Cour d'appel du Québec

Blondeau c. R.

02 août 2018

200-10-003393-175

Rochette, Levesque, Ruel

Appel de la peine. Rejeté, avec dissidence.

L’appelant a été condamné à une peine de 30 mois de détention après avoir été déclaré coupable par un jury d’agression sexuelle à l’endroit d’une victime âgée de 15 ans dans un contexte d’exploitation sexuelle à dimension collective. La peine minimale de 5 ans a été imposée à ses 2 coaccusés, déclarés coupables notamment sous l’infraction d'agression sexuelle causant des lésions corporelles sur une personne âgée de moins de 16 ans.

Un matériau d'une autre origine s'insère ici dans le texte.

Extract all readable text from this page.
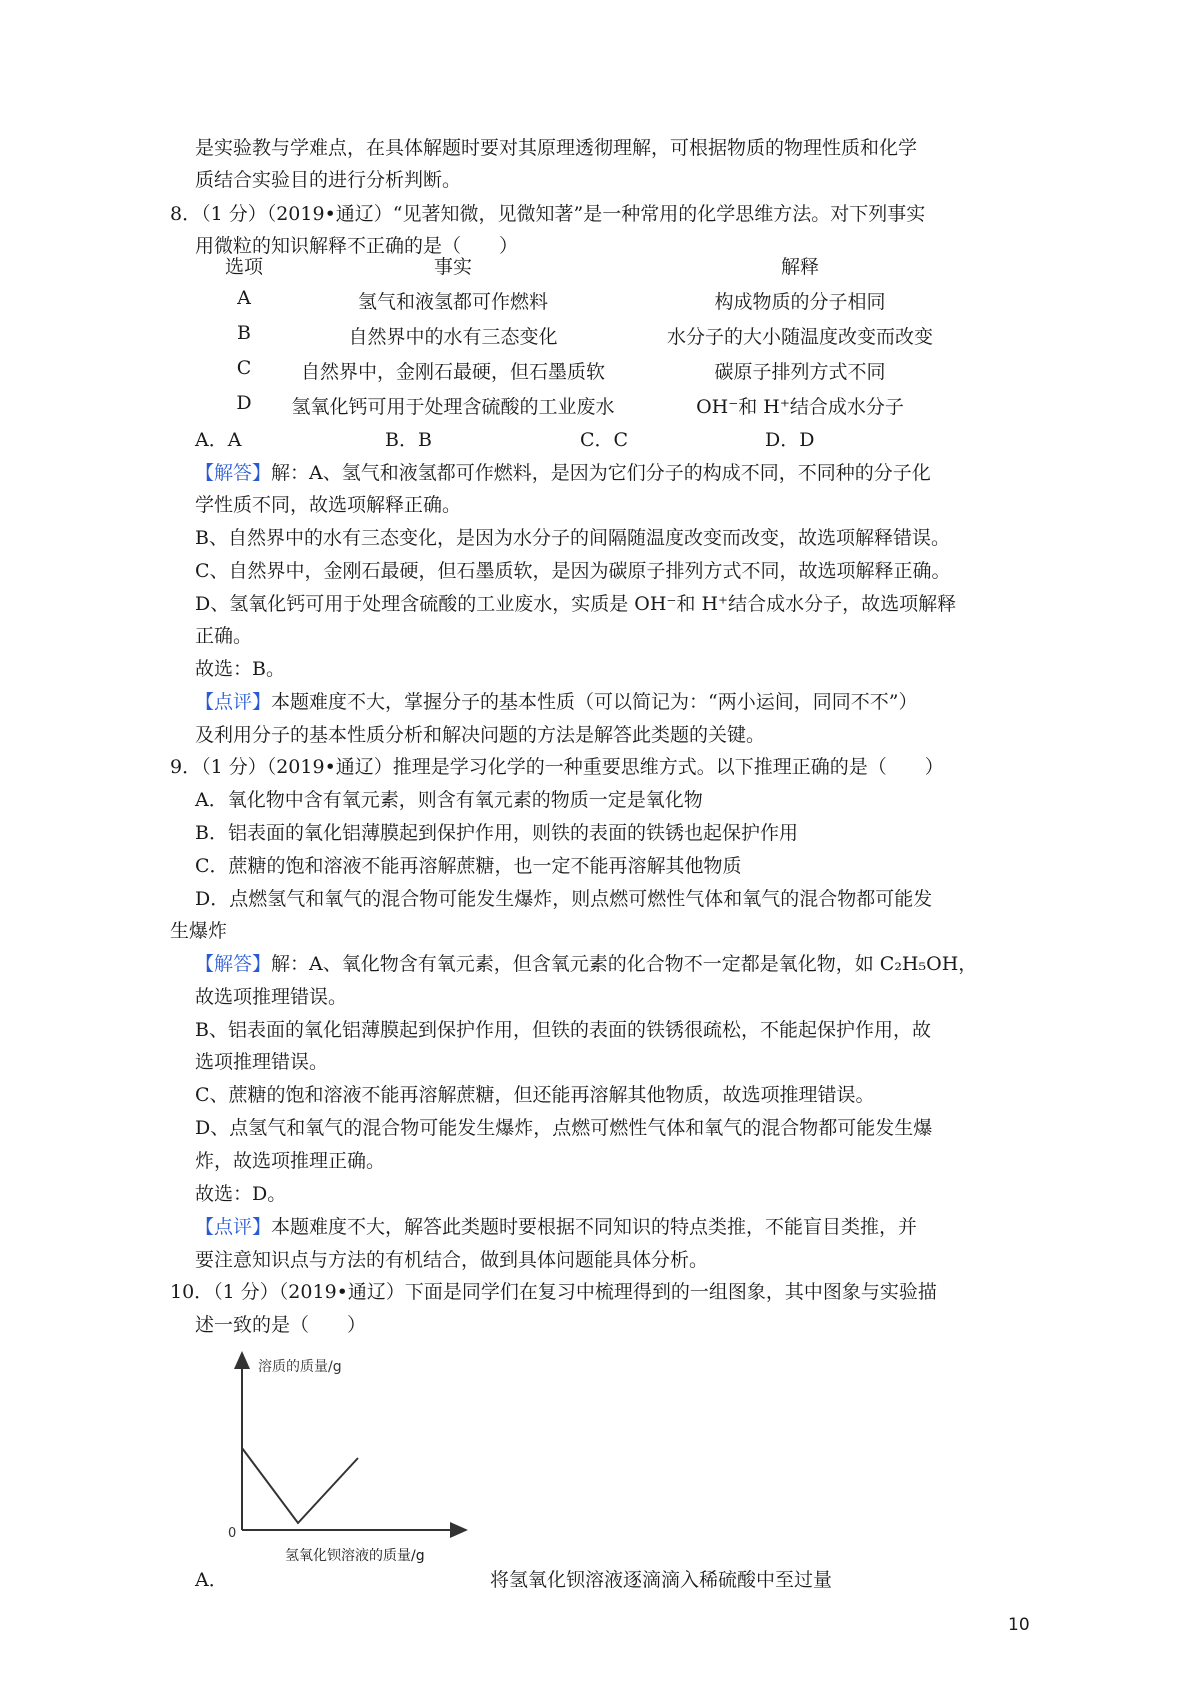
是实验教与学难点，在具体解题时要对其原理透彻理解，可根据物质的物理性质和化学
质结合实验目的进行分析判断。
8．（1 分）（2019•通辽）“见著知微，见微知著”是一种常用的化学思维方法。对下列事实
用微粒的知识解释不正确的是（　　）
选项	事实	解释
A	氢气和液氢都可作燃料	构成物质的分子相同
B	自然界中的水有三态变化	水分子的大小随温度改变而改变
C	自然界中，金刚石最硬，但石墨质软	碳原子排列方式不同
D	氢氧化钙可用于处理含硫酸的工业废水	OH⁻和 H⁺结合成水分子
A．A	B．B	C．C	D．D
【解答】解：A、氢气和液氢都可作燃料，是因为它们分子的构成不同，不同种的分子化
学性质不同，故选项解释正确。
B、自然界中的水有三态变化，是因为水分子的间隔随温度改变而改变，故选项解释错误。
C、自然界中，金刚石最硬，但石墨质软，是因为碳原子排列方式不同，故选项解释正确。
D、氢氧化钙可用于处理含硫酸的工业废水，实质是 OH⁻和 H⁺结合成水分子，故选项解释
正确。
故选：B。
【点评】本题难度不大，掌握分子的基本性质（可以简记为：“两小运间，同同不不”）
及利用分子的基本性质分析和解决问题的方法是解答此类题的关键。
9．（1 分）（2019•通辽）推理是学习化学的一种重要思维方式。以下推理正确的是（　　）
A．氧化物中含有氧元素，则含有氧元素的物质一定是氧化物
B．铝表面的氧化铝薄膜起到保护作用，则铁的表面的铁锈也起保护作用
C．蔗糖的饱和溶液不能再溶解蔗糖，也一定不能再溶解其他物质
D．点燃氢气和氧气的混合物可能发生爆炸，则点燃可燃性气体和氧气的混合物都可能发
生爆炸
【解答】解：A、氧化物含有氧元素，但含氧元素的化合物不一定都是氧化物，如 C₂H₅OH，
故选项推理错误。
B、铝表面的氧化铝薄膜起到保护作用，但铁的表面的铁锈很疏松，不能起保护作用，故
选项推理错误。
C、蔗糖的饱和溶液不能再溶解蔗糖，但还能再溶解其他物质，故选项推理错误。
D、点氢气和氧气的混合物可能发生爆炸，点燃可燃性气体和氧气的混合物都可能发生爆
炸，故选项推理正确。
故选：D。
【点评】本题难度不大，解答此类题时要根据不同知识的特点类推，不能盲目类推，并
要注意知识点与方法的有机结合，做到具体问题能具体分析。
10．（1 分）（2019•通辽）下面是同学们在复习中梳理得到的一组图象，其中图象与实验描
述一致的是（　　）
溶质的质量/g
0
氢氧化钡溶液的质量/g
A．	将氢氧化钡溶液逐滴滴入稀硫酸中至过量
10
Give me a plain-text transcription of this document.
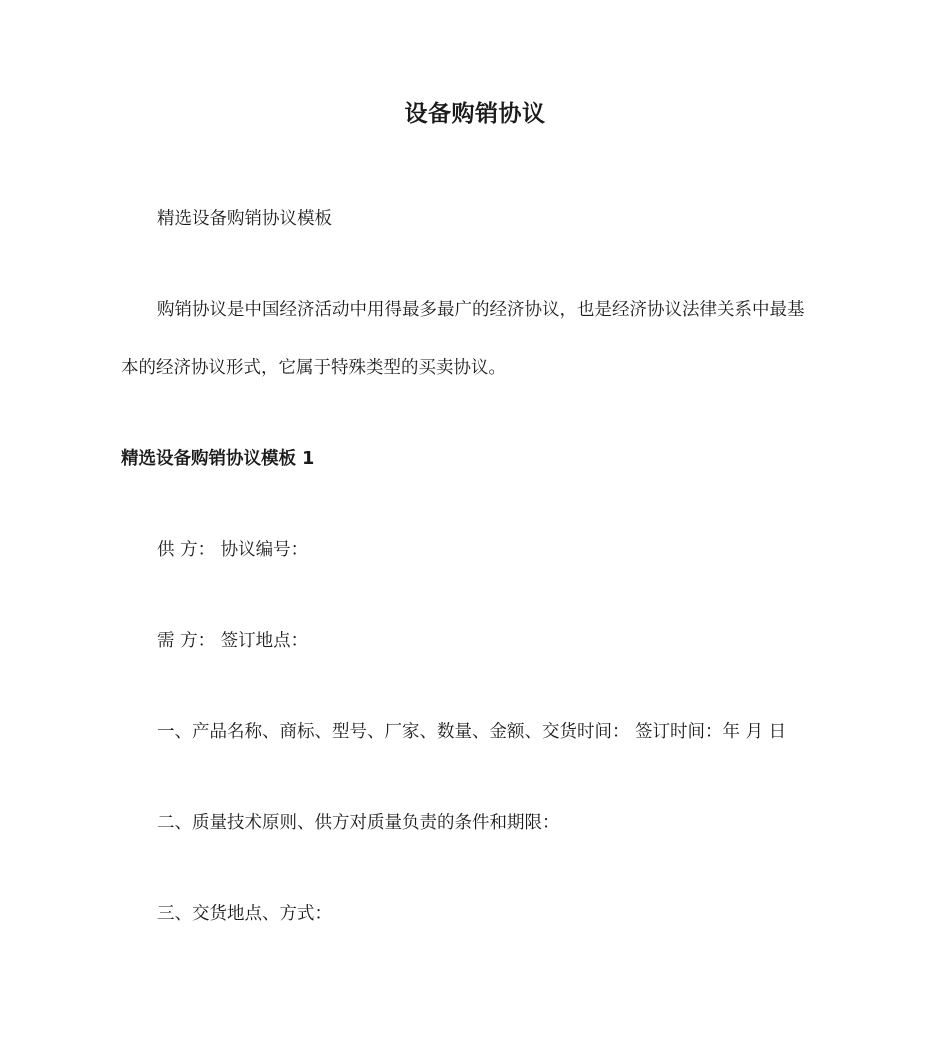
设备购销协议
精选设备购销协议模板
购销协议是中国经济活动中用得最多最广的经济协议，也是经济协议法律关系中最基
本的经济协议形式，它属于特殊类型的买卖协议。
精选设备购销协议模板 1
供 方： 协议编号：
需 方： 签订地点：
一、产品名称、商标、型号、厂家、数量、金额、交货时间： 签订时间：年 月 日
二、质量技术原则、供方对质量负责的条件和期限：
三、交货地点、方式：
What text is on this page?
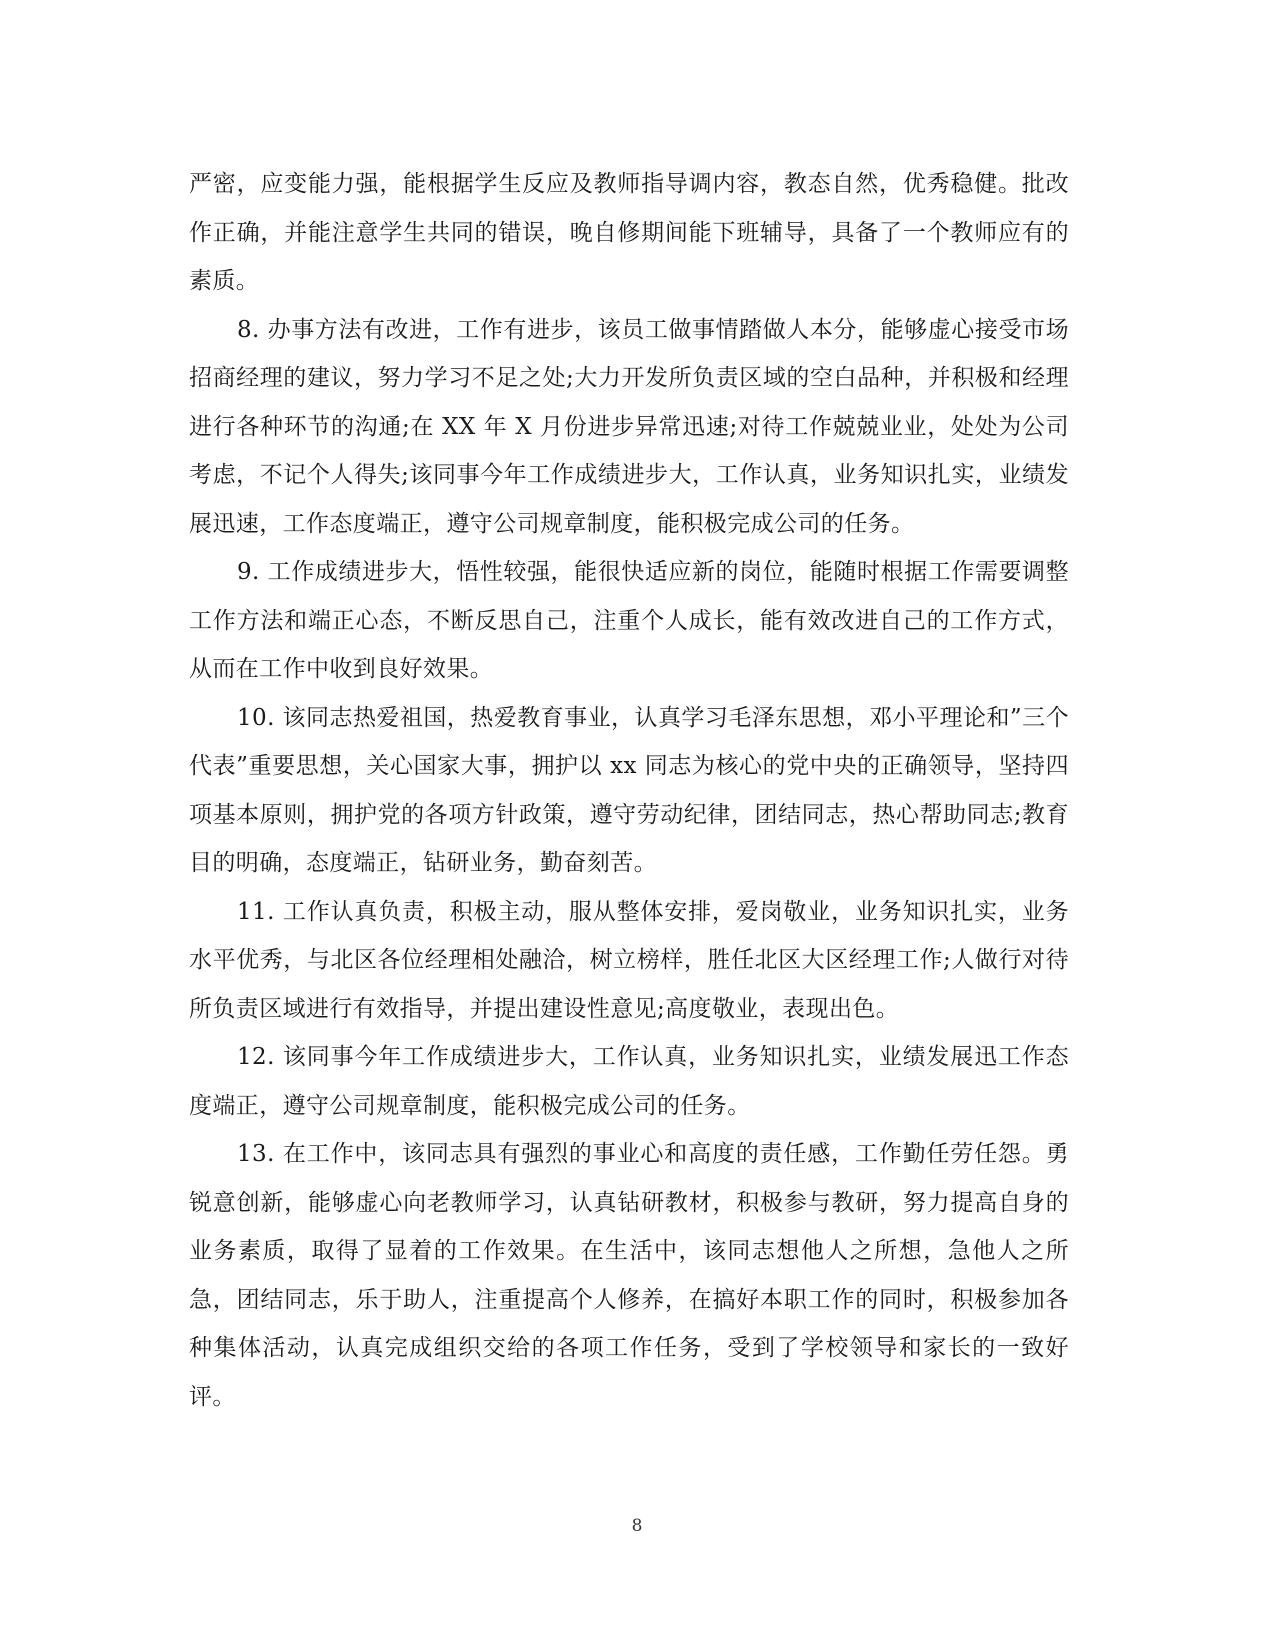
严密，应变能力强，能根据学生反应及教师指导调内容，教态自然，优秀稳健。批改作正确，并能注意学生共同的错误，晚自修期间能下班辅导，具备了一个教师应有的素质。

8. 办事方法有改进，工作有进步，该员工做事情踏做人本分，能够虚心接受市场招商经理的建议，努力学习不足之处;大力开发所负责区域的空白品种，并积极和经理进行各种环节的沟通;在 XX 年 X 月份进步异常迅速;对待工作兢兢业业，处处为公司考虑，不记个人得失;该同事今年工作成绩进步大，工作认真，业务知识扎实，业绩发展迅速，工作态度端正，遵守公司规章制度，能积极完成公司的任务。

9. 工作成绩进步大，悟性较强，能很快适应新的岗位，能随时根据工作需要调整工作方法和端正心态，不断反思自己，注重个人成长，能有效改进自己的工作方式，从而在工作中收到良好效果。

10. 该同志热爱祖国，热爱教育事业，认真学习毛泽东思想，邓小平理论和”三个代表”重要思想，关心国家大事，拥护以 xx 同志为核心的党中央的正确领导，坚持四项基本原则，拥护党的各项方针政策，遵守劳动纪律，团结同志，热心帮助同志;教育目的明确，态度端正，钻研业务，勤奋刻苦。

11. 工作认真负责，积极主动，服从整体安排，爱岗敬业，业务知识扎实，业务水平优秀，与北区各位经理相处融洽，树立榜样，胜任北区大区经理工作;人做行对待所负责区域进行有效指导，并提出建设性意见;高度敬业，表现出色。

12. 该同事今年工作成绩进步大，工作认真，业务知识扎实，业绩发展迅工作态度端正，遵守公司规章制度，能积极完成公司的任务。

13. 在工作中，该同志具有强烈的事业心和高度的责任感，工作勤任劳任怨。勇锐意创新，能够虚心向老教师学习，认真钻研教材，积极参与教研，努力提高自身的业务素质，取得了显着的工作效果。在生活中，该同志想他人之所想，急他人之所急，团结同志，乐于助人，注重提高个人修养，在搞好本职工作的同时，积极参加各种集体活动，认真完成组织交给的各项工作任务，受到了学校领导和家长的一致好评。

8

Le juge n’était pas lié par la suggestion commune de 12 mois de détention formulée par les parties après la déclaration de culpabilité de l’appelant par un jury.

Compte tenu du contexte d’exploitation sexuelle à dimension collective dans lequel se sont déroulés les événements, le juge aurait dû retenir que la fellation et l’éjaculation constituaient une agression sexuelle, même si l’appelant était passif, car l’emploi de la force résulte de la relation sexuelle même, alors qu’il y a un contact intentionnel entre l’appelant et la victime. La tentative de pénétration subséquente s’inscrivait dans le continuum des faits survenus au cours d’une courte période, et le juge pouvait également en tenir compte.

Par ailleurs, le juge n’a pas commis d’erreur de principe dans la détermination de la peine. Il pouvait retenir que l’appelant n’avait pas commis un abus de confiance ou d’autorité mais qu’il exerçait tout de même une influence importante sur la victime en raison de son statut de chanteur et qu’il avait profité de la vulnérabilité de cette dernière. De plus, c’est à bon droit que le juge a rejeté la prétention de l’appelant selon laquelle il était un acteur passif des événements, qui seraient survenus durant une période limitée dans un véhicule. En effet, celui-ci a été témoin des agressions sexuelles perpétrées par ses coaccusés pendant une nuit presque entière et il y a participé en agressant lui-même la victime. Dans ce contexte, le juge pouvait -- et devait -- tenir compte du contexte général d’abus sexuel collectif auquel a participé l’appelant.

Les cours d’appel doivent faire preuve de déférence relativement aux décisions des juges de première instance en matière de peines. La peine de 30 mois imposée à l’appelant, bien qu’elle soit sévère, n’est pas manifestement non indiquée. Le juge a privilégié les objectifs de dénonciation et de dissuasion, compte tenu du contexte d’exploitation sexuelle à dimension collective et de la grande culpabilité morale de l’appelant, dont la conduite reflète une incompréhension profonde de la gravité de la situation et des conséquences de ses gestes à l’égard de la jeune victime.

M. le juge Rochette, dissident, aurait accueilli l’appel, aurait annulé la peine et lui aurait substitué une peine de 12 mois d’emprisonnement.